Die Entscheidung des LAG
Das Arbeitsgericht kam nach Einvernahme des Vorgesetzten als Zeuge und Anhörung des klagenden Direktionsstellenleiters zu der Überzeugung, dass sich der Kläger so geäußert hatte, wie vorstehend beschrieben. Es hielt deshalb die fristlose Kündigung für wirksam und wurde in dieser Ansicht vom LAG Hamburg in vollem Umfang bestätigt.

Das LAG hielt die Forderung nach einem fünfstelligen Geldbetrag, auf den an sich kein Anspruch bestand, für eine durch nichts gerechtfertigte Nötigung. Insoweit komme es nicht darauf an, ob auch der entsprechende Straftatbestand erfüllt sei. Versuche der Arbeitnehmer, einen ihm nicht zustehenden Vorteil mit einer Drohung zu erreichen, verletze er zumindest seine arbeitsvertragliche Rücksichtnahmepflicht gegenüber dem Arbeitgeber.

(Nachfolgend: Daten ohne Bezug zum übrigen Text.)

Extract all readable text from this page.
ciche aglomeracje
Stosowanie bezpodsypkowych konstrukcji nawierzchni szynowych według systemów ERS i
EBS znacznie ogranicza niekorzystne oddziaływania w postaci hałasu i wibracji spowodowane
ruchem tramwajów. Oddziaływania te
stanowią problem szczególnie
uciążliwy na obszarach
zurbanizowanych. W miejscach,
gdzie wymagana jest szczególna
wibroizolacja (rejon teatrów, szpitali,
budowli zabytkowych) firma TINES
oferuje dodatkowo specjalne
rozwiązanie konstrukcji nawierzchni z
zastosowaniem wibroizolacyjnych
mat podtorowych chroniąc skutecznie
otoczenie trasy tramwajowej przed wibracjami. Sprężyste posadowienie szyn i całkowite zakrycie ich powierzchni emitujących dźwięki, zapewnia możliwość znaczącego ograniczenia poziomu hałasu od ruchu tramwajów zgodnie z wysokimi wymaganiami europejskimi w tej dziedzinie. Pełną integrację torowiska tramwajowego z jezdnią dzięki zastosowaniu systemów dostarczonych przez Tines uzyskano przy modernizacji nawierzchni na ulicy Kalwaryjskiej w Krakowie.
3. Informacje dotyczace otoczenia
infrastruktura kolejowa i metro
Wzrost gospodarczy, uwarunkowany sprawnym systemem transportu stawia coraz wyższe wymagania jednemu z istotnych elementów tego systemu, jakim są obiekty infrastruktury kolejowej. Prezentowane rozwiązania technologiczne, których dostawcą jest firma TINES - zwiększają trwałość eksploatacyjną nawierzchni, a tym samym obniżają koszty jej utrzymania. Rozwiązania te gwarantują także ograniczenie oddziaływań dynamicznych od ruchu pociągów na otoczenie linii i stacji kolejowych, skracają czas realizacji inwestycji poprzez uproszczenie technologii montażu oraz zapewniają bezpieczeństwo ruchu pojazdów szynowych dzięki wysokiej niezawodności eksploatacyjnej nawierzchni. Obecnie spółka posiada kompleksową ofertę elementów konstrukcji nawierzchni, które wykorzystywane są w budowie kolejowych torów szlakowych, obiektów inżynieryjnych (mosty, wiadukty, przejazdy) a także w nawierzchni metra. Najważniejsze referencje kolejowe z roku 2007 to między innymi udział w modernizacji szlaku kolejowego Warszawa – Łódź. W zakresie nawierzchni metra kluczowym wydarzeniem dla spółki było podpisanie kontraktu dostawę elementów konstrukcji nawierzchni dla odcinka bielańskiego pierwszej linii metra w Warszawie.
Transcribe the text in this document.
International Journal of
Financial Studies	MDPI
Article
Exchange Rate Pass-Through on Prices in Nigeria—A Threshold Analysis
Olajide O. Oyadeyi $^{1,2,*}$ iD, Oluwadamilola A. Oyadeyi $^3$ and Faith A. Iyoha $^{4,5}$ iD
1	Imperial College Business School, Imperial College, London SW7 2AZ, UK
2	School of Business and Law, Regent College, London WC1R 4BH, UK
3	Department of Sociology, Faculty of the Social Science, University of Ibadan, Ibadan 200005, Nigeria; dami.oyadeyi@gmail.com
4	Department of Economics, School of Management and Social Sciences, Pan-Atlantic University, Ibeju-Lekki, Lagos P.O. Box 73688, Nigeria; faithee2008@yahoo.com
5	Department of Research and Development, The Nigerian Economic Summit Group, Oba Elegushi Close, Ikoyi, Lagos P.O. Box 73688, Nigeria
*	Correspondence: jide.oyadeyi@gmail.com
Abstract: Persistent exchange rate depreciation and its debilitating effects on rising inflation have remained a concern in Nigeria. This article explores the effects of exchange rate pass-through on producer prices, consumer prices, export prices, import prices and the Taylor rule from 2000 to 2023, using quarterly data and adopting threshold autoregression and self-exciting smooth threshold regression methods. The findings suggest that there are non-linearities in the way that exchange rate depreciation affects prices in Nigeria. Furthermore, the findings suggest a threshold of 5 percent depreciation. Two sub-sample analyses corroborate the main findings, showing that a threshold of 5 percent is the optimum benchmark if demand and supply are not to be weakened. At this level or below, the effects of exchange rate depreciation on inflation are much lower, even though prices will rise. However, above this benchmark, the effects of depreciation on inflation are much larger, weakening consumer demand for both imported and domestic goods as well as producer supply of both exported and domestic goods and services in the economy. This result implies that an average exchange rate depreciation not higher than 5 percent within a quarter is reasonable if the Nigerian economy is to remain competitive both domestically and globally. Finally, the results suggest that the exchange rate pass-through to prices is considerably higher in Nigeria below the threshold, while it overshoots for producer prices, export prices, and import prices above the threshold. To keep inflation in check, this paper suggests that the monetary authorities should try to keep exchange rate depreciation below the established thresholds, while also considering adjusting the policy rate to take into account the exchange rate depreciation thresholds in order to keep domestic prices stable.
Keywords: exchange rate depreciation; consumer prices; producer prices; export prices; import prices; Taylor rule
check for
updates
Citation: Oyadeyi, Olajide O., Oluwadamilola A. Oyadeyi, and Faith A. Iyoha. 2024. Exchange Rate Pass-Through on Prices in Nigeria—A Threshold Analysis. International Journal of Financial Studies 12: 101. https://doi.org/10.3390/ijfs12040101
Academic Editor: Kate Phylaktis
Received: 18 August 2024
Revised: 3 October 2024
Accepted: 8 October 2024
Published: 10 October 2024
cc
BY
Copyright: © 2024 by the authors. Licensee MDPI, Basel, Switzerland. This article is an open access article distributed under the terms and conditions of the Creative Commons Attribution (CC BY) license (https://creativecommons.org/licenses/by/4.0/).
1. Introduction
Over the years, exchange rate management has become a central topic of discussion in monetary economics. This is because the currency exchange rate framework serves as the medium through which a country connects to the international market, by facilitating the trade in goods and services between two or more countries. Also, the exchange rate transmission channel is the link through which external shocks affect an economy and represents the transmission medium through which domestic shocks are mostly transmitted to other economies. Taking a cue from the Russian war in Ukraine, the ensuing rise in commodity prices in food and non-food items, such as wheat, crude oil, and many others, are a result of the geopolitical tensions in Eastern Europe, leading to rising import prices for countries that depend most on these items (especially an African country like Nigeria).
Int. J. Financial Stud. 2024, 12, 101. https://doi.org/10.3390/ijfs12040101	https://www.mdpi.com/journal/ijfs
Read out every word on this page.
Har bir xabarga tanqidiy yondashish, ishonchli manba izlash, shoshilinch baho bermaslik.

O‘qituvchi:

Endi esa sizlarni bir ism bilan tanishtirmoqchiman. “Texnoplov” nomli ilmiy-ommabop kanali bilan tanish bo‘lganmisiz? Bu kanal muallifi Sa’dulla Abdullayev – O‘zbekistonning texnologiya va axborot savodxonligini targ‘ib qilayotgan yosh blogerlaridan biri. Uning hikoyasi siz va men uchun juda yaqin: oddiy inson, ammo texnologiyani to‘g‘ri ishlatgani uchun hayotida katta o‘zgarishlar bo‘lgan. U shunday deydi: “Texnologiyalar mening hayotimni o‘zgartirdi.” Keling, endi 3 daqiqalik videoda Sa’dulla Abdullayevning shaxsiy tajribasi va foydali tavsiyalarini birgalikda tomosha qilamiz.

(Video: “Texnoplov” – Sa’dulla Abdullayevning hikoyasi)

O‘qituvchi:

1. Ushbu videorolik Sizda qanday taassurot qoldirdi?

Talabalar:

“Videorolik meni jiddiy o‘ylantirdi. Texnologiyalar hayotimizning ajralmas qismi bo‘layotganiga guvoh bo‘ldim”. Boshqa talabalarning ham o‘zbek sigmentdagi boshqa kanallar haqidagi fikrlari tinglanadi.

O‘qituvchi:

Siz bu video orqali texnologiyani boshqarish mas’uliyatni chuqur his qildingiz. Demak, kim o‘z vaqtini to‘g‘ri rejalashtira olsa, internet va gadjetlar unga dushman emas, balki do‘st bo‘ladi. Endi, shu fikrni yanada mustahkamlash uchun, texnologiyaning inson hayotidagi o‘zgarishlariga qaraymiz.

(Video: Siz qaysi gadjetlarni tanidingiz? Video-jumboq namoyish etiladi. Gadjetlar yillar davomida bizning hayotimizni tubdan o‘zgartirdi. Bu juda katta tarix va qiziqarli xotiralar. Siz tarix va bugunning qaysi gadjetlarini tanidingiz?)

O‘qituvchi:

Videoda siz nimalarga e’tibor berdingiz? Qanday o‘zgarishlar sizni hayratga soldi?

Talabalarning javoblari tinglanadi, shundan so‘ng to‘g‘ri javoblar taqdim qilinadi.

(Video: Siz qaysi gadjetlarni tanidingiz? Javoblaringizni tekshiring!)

Es sei keineswegs von vornherein klar gewesen, dass die Drohung des Klägers ins Leere ging. Der Kläger habe in seiner Position durchaus die Einflussmöglichkeiten gehabt, das Projekt - die Einführung von Central Service Centern - zu sabotieren. Das beklagte Unternehmen sei zur Umsetzung der neuen Struktur auf den Einsatz und die Überzeugungsarbeit des Direktionsstellenleiters angewiesen gewesen. Nachvollziehbar sei insoweit auch, dass die Position des unter großem Erfolgsdruck stehenden Vorgesetzten mit dem Scheitern des Projekts erheblich gefährdet gewesen wäre.

Das beklagte Unternehmen sei auch nicht gehalten gewesen, sich auf den Ausspruch einer Abmahnung zu beschränken. Diese sei dann nötig, wenn es um ein steuerbares Verhalten des Arbeitnehmers gehe und eine Wiederherstellung des Vertrauens erwartet werden könne. Von letzterem sei jedoch angesichts der schwerwiegenden Pflichtverletzung des Klägers und seiner gehobenen Position nicht auszugehen.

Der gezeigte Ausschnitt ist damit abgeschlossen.